3. REVISÃO DE LITERATURA
3.1. Características da espécie
A espécie Lithobates catesbeianus (SHAW, 1802) (previamente Rana catesbeiana) pertence à
classe dos anfíbios, ordem Anura e família Ranidae, com distribuição geográfica que se estende do
Canadá, Estados Unidos até o México, embora tenha sido disseminada para outras regiões do globo,
incluindo Europa e América do Sul (FLORES-NAVA, 2000). No Brasil, é a única espécie de rã utilizada
em produção comercial.
A alta exigência protéica de Lithobates catesbeianus (SHAW, 1802) leva
ao hábito alimentar carnívoro dessa espécie da fase pós-metamórfica à fase
adulta, incluindo insetos, pequenos mamíferos, peixes, répteis e, também,
outros anfíbios (REEDER, 1964). Em cativeiro, essa rã pode receber
treinamento e consumir alimentos artificiais (ração). A grande aceitação pelo
consumidor e os bons preços no mercado atenuam os custos de produção e
justificam a criação comercial da espécie.
A rã-touro é um animal ectotérmico com a temperatura corporal variando
de acordo com a do ambiente.
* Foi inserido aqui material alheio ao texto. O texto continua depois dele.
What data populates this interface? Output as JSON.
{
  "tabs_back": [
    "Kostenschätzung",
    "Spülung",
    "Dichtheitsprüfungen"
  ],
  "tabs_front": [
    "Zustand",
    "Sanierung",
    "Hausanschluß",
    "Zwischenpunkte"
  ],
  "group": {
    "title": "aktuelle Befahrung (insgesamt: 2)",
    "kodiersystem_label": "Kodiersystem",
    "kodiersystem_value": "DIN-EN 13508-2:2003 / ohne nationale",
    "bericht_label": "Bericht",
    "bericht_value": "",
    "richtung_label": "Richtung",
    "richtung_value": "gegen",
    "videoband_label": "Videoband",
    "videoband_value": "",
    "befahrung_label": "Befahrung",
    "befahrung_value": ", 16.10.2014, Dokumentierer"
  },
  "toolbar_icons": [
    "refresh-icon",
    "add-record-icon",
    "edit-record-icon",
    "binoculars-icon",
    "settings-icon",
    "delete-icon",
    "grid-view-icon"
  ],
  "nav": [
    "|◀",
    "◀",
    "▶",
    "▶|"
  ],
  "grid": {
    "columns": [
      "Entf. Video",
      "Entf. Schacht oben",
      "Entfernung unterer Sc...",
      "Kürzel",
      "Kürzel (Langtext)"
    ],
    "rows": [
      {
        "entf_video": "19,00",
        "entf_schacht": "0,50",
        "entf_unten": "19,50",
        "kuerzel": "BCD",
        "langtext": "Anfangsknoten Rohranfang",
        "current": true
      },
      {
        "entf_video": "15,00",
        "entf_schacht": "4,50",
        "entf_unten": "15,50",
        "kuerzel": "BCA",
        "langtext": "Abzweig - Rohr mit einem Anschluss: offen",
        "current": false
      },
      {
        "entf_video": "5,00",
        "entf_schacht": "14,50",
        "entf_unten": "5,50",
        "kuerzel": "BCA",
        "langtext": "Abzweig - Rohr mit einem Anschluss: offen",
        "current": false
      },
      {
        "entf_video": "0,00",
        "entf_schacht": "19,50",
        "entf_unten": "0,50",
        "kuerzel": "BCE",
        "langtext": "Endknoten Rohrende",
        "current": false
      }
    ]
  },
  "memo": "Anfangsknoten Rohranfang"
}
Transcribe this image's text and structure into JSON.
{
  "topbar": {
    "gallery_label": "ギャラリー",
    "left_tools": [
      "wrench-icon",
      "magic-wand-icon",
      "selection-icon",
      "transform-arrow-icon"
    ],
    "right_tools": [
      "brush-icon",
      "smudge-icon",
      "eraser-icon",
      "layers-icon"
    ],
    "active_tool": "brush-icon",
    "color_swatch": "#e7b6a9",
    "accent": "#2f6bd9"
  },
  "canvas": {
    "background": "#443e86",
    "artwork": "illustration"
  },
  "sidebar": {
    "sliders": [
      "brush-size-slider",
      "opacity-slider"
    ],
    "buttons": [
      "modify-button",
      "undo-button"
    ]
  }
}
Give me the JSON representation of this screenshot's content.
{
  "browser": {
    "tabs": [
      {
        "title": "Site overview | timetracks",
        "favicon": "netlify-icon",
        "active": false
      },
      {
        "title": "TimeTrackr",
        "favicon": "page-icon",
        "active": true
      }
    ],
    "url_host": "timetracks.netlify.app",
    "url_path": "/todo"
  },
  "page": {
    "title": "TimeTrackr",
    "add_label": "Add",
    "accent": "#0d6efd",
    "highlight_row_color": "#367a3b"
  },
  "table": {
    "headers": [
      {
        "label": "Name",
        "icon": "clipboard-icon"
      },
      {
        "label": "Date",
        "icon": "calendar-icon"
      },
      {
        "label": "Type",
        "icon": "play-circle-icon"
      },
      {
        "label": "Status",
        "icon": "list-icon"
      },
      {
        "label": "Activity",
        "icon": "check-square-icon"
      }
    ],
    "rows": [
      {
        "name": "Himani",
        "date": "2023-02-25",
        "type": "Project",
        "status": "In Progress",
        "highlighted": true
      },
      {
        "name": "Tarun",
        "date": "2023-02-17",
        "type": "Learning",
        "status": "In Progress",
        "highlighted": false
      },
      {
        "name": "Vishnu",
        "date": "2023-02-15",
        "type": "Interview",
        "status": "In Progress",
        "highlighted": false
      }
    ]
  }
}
A sua reprodução é um fenômeno cíclico e a
prole, geralmente, é produzida na época do ano mais propícia a sobrevivência.
Os acontecimentos fisiológicos endógenos, que regulam a atividade funcional
gonadal, são sincronizados por fatores ambientais como fotoperíodo,
temperatura e umidade relativa do ar para garantir o sucesso reprodutivo
(LOFTS, 1974).
A rã-touro é um animal prolífico e precoce e está apta a reprodução aos sete meses de idade,
quando têm entre 150 e 200 g e podem gerar de 3.000 a 5.000 ovócitos segundo Lima e Agostinho
(1988). Após dois anos, a produção de ovócitos pode aumentar e atingir valores superiores a 24.000 ovos
(RIBEIRO FILHO, 1994). As rãs-touro atingem a maturidade sexual um ano após completarem a
metamorfose em habitat natural, o que as torna reprodutivamente dependentes do ambiente em que se
encontram (DUELLMAN e TRUEB, 1994). No entanto, rãs em cativeiro atingiram a maturidade sexual
de quatro a seis meses após a metamorfose (AGOSTINHO, 1995). Em trabaho realizado por Ferreira et
al. (2002) observa-se que, em condições tropicai, a postura dessa rã variou de 5.000 a 20.000 ovos, com
valores semelhantes à observada por Lima e Agostinho (1988). O tamanho das fêmeas a primeira
maturação foi de 10,33cm, com peso vivo de 109,78g e para os machos o valor foi de 8,09 cm e 45g,
confirmando a precocidade destes em relação às fêmeas. A maturidade é atingida quando os machos
alcançam 254 g e as fêmeas 209 g (COSTA, 1992).
A rã-touro tem comportamento reprodutivo como à maioria dos anuros: são animais
territorialistas e os machos defendem a área escolhida em corpos permanentes de água. A reprodução, nos
trópicos, acontece frequentemente na primavera e no verão, quando os machos vocalizam para atrair a
fêmea, que tem como característica principal de corte, a natação e movimento lentos ao aproximarem dos
machos. A estação reprodutiva pode durar todo o ano desde que as condições ambientais sejam
manipuladas para isto. Os machos, ao permitirem a chegada da fêmea, realizam o amplexo axilar que
pode durar horas até a liberação total dos ovócitos e do esperma. Referente ao desenvolvimento
ontogênico, os ovos expostos a temperaturas acima de 27,7°C desenvolvem de maneira anormal e com
menor eclodibilidade. Assim, essa espécie concentra as desovas nos períodos mais quentes do ano e as
posturas são realizadas em corpos d’água com temperaturas amenas (TYNING, 1990; POUGH, 2003).